In ANSYS, the team leveraged the ANSYS journal files to run CFD simulations on the Coreform Cubit generated mesh. Simulations were run to study hydraulic conductivity and wall shear stress (WSS) in normal and diseased states. The simulations yield the distributions of fluid velocity and shearing forces along the surface of the slit diaphragm, an essential filtering layer of the kidney (Figures 3 and 4).
Figure 3: Fluid velocity along the surface of the slit diaphragm (the inset region of Figure 2).

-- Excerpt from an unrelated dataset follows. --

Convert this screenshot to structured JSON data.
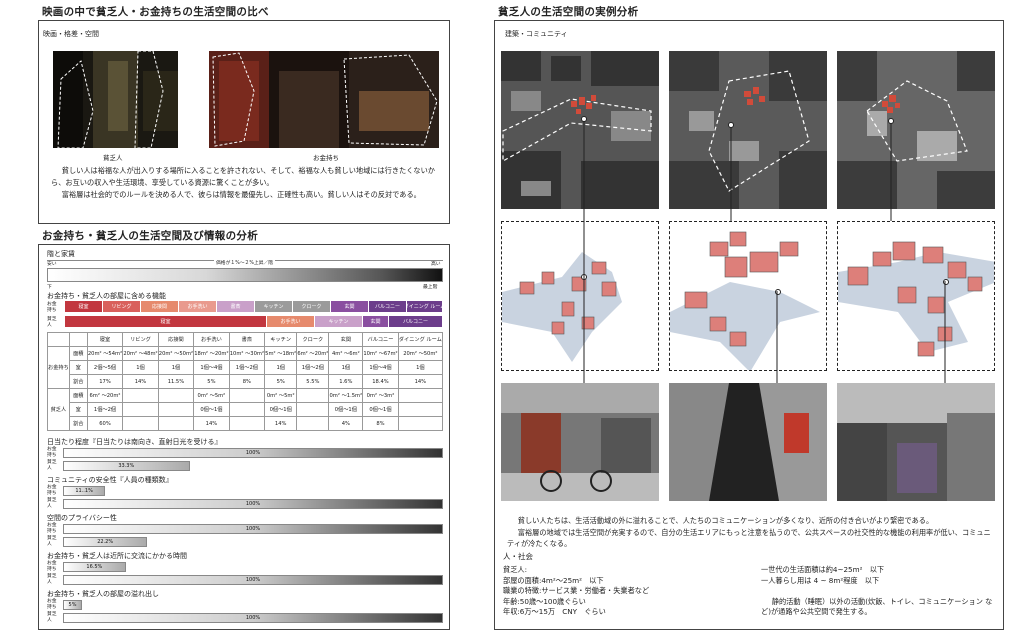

Figure 4: Wall shear stress along the surface of the slit diaphragm (the inset region of Figure 2).
CONCLUSION
Through support from the NSF CAREER Award, National Institute of General Medical Science (NIGMS) Award (T32 GM144920) to University at Buffalo (N.O.G. Trainee), NIGMS R35GM133763, and the University at Buffalo, Dr. Ford Versypt’s lab is developing a multiscale model of a virtual kidney during the onset and progression of diabetic kidney disease. Multiscale modeling considers chemical, biological, and physical phenomena that depend on multiple spatial and temporal scales. Before Nicholas’ part of the project, the focus was primarily chemical and biological. Nicholas’ project addressed the physical barriers for filtration and provides an important foundation for starting to couple the dynamic chemical processes that influence the morphological and material properties of the kidney anatomical layers to the biomechanics of those layers, which in turn affect filtration. Now with the Coreform Cubit meshes and the simulation workflow using these meshes, the team can simulate damage to cells due to wall shear stress, which dictates the detachment forces of a primary filtering layer, and effects on protein transport, which is the quantity that healthcare professionals use to track disease progression. This will enable the team to develop the next generation of software tools for predicting disease progression in advance of clinical detection of the protein leakage associated with permanent damage.